The Language of Fraud: How Scammers Dupe Consumers
August 23, 2023
In recent years, fraud has grown exponentially. I personally can think of four personal emails that were clearly an attempt to get at my information – and my mother lets me know on the daily that she received a suspicious email and to please check the veracity of it – 9 out of 10 times it turns out to be an attempt to gather her information by clicking on sham links – this is called phishing, and “smishing” is the term for the same thing via SMS.
In the UK, 35% of shoppers have reported being a target of fraud in the past year, and since 2020, a whopping 100,000 consumers have fallen victim to fraud.
As much as it is important to keep technology up to date to intercept as many fraud attempts as possible in payments, educating the population is just as important.

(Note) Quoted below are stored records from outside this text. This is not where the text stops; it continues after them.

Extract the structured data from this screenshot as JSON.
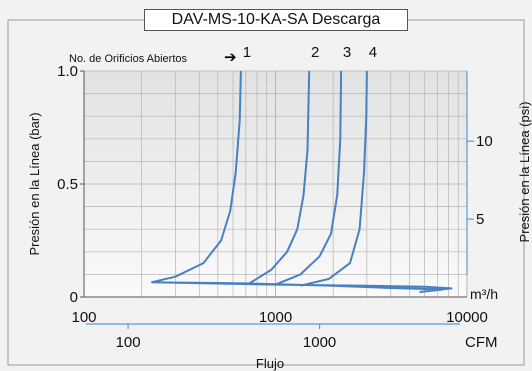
{
  "chart_data": {
    "type": "line",
    "title": "DAV-MS-10-KA-SA Descarga",
    "xlabel": "Flujo",
    "ylabel_left": "Presión en la Línea (bar)",
    "ylabel_right": "Presión en la Línea (psi)",
    "x_scale": "log",
    "xlim_m3h": [
      100,
      10000
    ],
    "ylim_bar": [
      0,
      1.0
    ],
    "x_ticks_m3h": [
      "100",
      "1000",
      "10000"
    ],
    "x_unit_m3h": "m³/h",
    "x_ticks_cfm": [
      "100",
      "1000"
    ],
    "x_unit_cfm": "CFM",
    "y_ticks_bar": [
      "0",
      "0.5",
      "1.0"
    ],
    "y_ticks_psi": [
      "5",
      "10"
    ],
    "grid": true,
    "annotation": {
      "text": "No. de Orificios Abiertos",
      "arrow": "➔"
    },
    "series": [
      {
        "name": "1",
        "points": [
          [
            225,
            0.065
          ],
          [
            300,
            0.09
          ],
          [
            420,
            0.15
          ],
          [
            520,
            0.25
          ],
          [
            580,
            0.38
          ],
          [
            620,
            0.55
          ],
          [
            650,
            0.78
          ],
          [
            660,
            1.0
          ]
        ]
      },
      {
        "name": "2",
        "points": [
          [
            730,
            0.06
          ],
          [
            950,
            0.12
          ],
          [
            1150,
            0.2
          ],
          [
            1300,
            0.3
          ],
          [
            1400,
            0.45
          ],
          [
            1470,
            0.65
          ],
          [
            1500,
            1.0
          ]
        ]
      },
      {
        "name": "3",
        "points": [
          [
            1000,
            0.055
          ],
          [
            1350,
            0.1
          ],
          [
            1700,
            0.18
          ],
          [
            1950,
            0.28
          ],
          [
            2100,
            0.45
          ],
          [
            2180,
            0.7
          ],
          [
            2200,
            1.0
          ]
        ]
      },
      {
        "name": "4",
        "points": [
          [
            1350,
            0.05
          ],
          [
            1900,
            0.08
          ],
          [
            2450,
            0.15
          ],
          [
            2750,
            0.3
          ],
          [
            2900,
            0.55
          ],
          [
            2980,
            0.8
          ],
          [
            3000,
            1.0
          ]
        ]
      }
    ],
    "baseline_loop": [
      [
        225,
        0.065
      ],
      [
        1000,
        0.055
      ],
      [
        3000,
        0.05
      ],
      [
        6000,
        0.045
      ],
      [
        8300,
        0.038
      ],
      [
        6500,
        0.03
      ],
      [
        5700,
        0.022
      ],
      [
        7500,
        0.033
      ],
      [
        4000,
        0.04
      ],
      [
        2000,
        0.05
      ],
      [
        700,
        0.06
      ],
      [
        225,
        0.065
      ]
    ],
    "colors": {
      "line": "#4a7fc1",
      "accent_axis": "#5b9bd5",
      "grid": "#b5b5b5",
      "plot_bg": "#e8e8e8"
    }
  }
}
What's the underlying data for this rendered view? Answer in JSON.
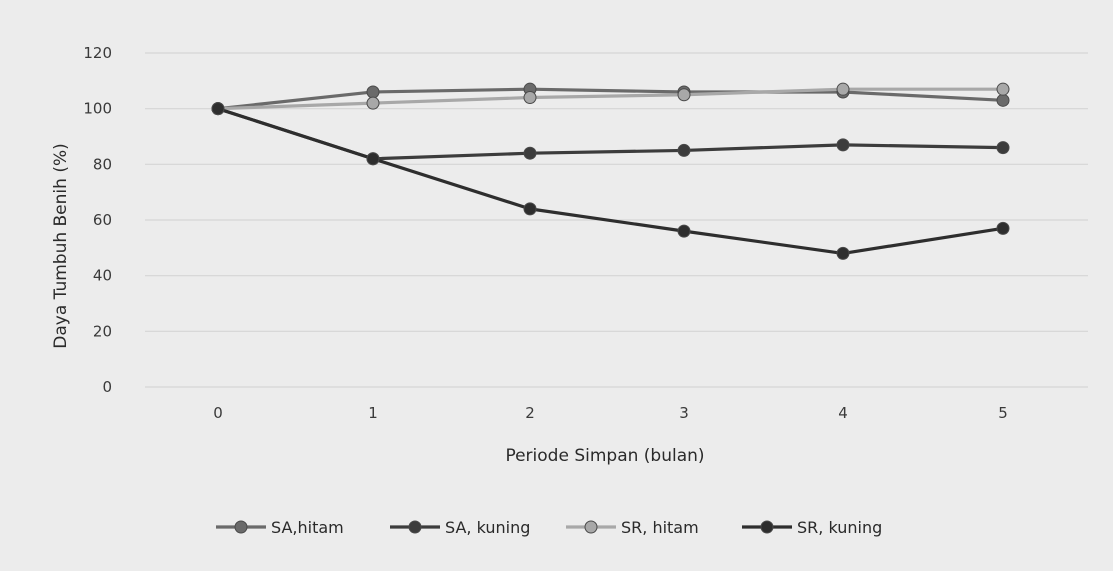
{
  "chart_data": {
    "type": "line",
    "title": "",
    "xlabel": "Periode Simpan (bulan)",
    "ylabel": "Daya Tumbuh Benih (%)",
    "x": [
      0,
      1,
      2,
      3,
      4,
      5
    ],
    "x_tick_labels": [
      "0",
      "1",
      "2",
      "3",
      "4",
      "5"
    ],
    "ylim": [
      0,
      120
    ],
    "y_ticks": [
      0,
      20,
      40,
      60,
      80,
      100,
      120
    ],
    "y_tick_labels": [
      "0",
      "20",
      "40",
      "60",
      "80",
      "100",
      "120"
    ],
    "grid": "horizontal",
    "legend_position": "bottom",
    "series": [
      {
        "name": "SA,hitam",
        "color": "#6a6a6a",
        "values": [
          100,
          106,
          107,
          106,
          106,
          103
        ]
      },
      {
        "name": "SA, kuning",
        "color": "#3c3c3c",
        "values": [
          100,
          82,
          84,
          85,
          87,
          86
        ]
      },
      {
        "name": "SR, hitam",
        "color": "#a8a8a8",
        "values": [
          100,
          102,
          104,
          105,
          107,
          107
        ]
      },
      {
        "name": "SR, kuning",
        "color": "#2e2e2e",
        "values": [
          100,
          82,
          64,
          56,
          48,
          57
        ]
      }
    ]
  }
}
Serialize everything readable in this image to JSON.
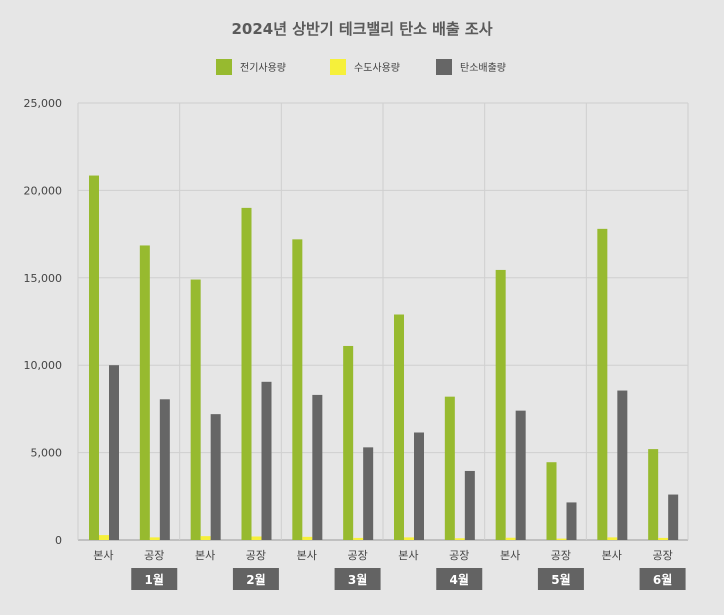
{
  "chart_data": {
    "type": "bar",
    "title": "2024년 상반기 테크밸리 탄소 배출 조사",
    "months": [
      "1월",
      "2월",
      "3월",
      "4월",
      "5월",
      "6월"
    ],
    "categories": [
      "본사",
      "공장",
      "본사",
      "공장",
      "본사",
      "공장",
      "본사",
      "공장",
      "본사",
      "공장",
      "본사",
      "공장"
    ],
    "series": [
      {
        "name": "전기사용량",
        "color": "#97ba2f",
        "values": [
          20850,
          16850,
          14900,
          19000,
          17200,
          11100,
          12900,
          8200,
          15450,
          4450,
          17800,
          5200
        ]
      },
      {
        "name": "수도사용량",
        "color": "#f6f03a",
        "values": [
          280,
          150,
          220,
          200,
          180,
          120,
          150,
          100,
          130,
          80,
          150,
          120
        ]
      },
      {
        "name": "탄소배출량",
        "color": "#666666",
        "values": [
          10000,
          8050,
          7200,
          9050,
          8300,
          5300,
          6150,
          3950,
          7400,
          2150,
          8550,
          2600
        ]
      }
    ],
    "ylim": [
      0,
      25000
    ],
    "yticks": [
      "0",
      "5,000",
      "10,000",
      "15,000",
      "20,000",
      "25,000"
    ],
    "ytick_values": [
      0,
      5000,
      10000,
      15000,
      20000,
      25000
    ],
    "legend_position": "top-center",
    "grid": true
  }
}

In that light, Visa, in conjunction with the Aston Institute for Forensic Linguistics, have thoroughly combed through 155 phishing and smishing scams to learn which terms and phrases fraudsters use most often.
As a whole, 16% of consumers have trusted a fraudulent email or text, and as opposed to the general perception, 25% of those are people in the 18 to 35 year old demographic.
Emails are still fraudsters’ favorite method of contact, almost 4 in 5 scams occur through this medium, followed by text messages and phone calls.
Most of these emails contain an urgent call to action, followed by a link to “log in” to the institution they are camouflaging as. Therefore, some of the most commonly used phrases and terms are “click here to access your account information”, “click here”, “account information”, “urgent action is required”, “act now” and other terms of that nature. Other scams include an incentive to appeal to the greed of a consumer, and it usually contains words such as “gift card” or “winning price” among others.
38% of messages try to entice consumers with a solution to a made-up problem, urging consumers to click on a link and give up vital information.
A way to combat uncertainty is to never log-in directly from a link in an email – always to directly to the institution’s web page and make sure the URL is legitimate. You can also call institutions when in doubt – just never use the info in emails, look it up yourself.
Another way to spot fraud is to keep an eye on grammar, “Fraudulese”, a study by Visa says that poor grammar and spelling are clear attempts to steal information. As well as suspicious URL addresses.
Keep an eye on emails that don’t address you directly or use vague terms to address you – Emails not tailored to you are most likely a scam.
Fraudsters are always innovating and learning how to gain credibility. According to the Fraudulese report, 3 in 4 consumers are susceptible to scams…So while institutions such as Visa are tirelessly working to reduce fraud as much as possible, it is important that consumers are alert and on the lookout for fraud.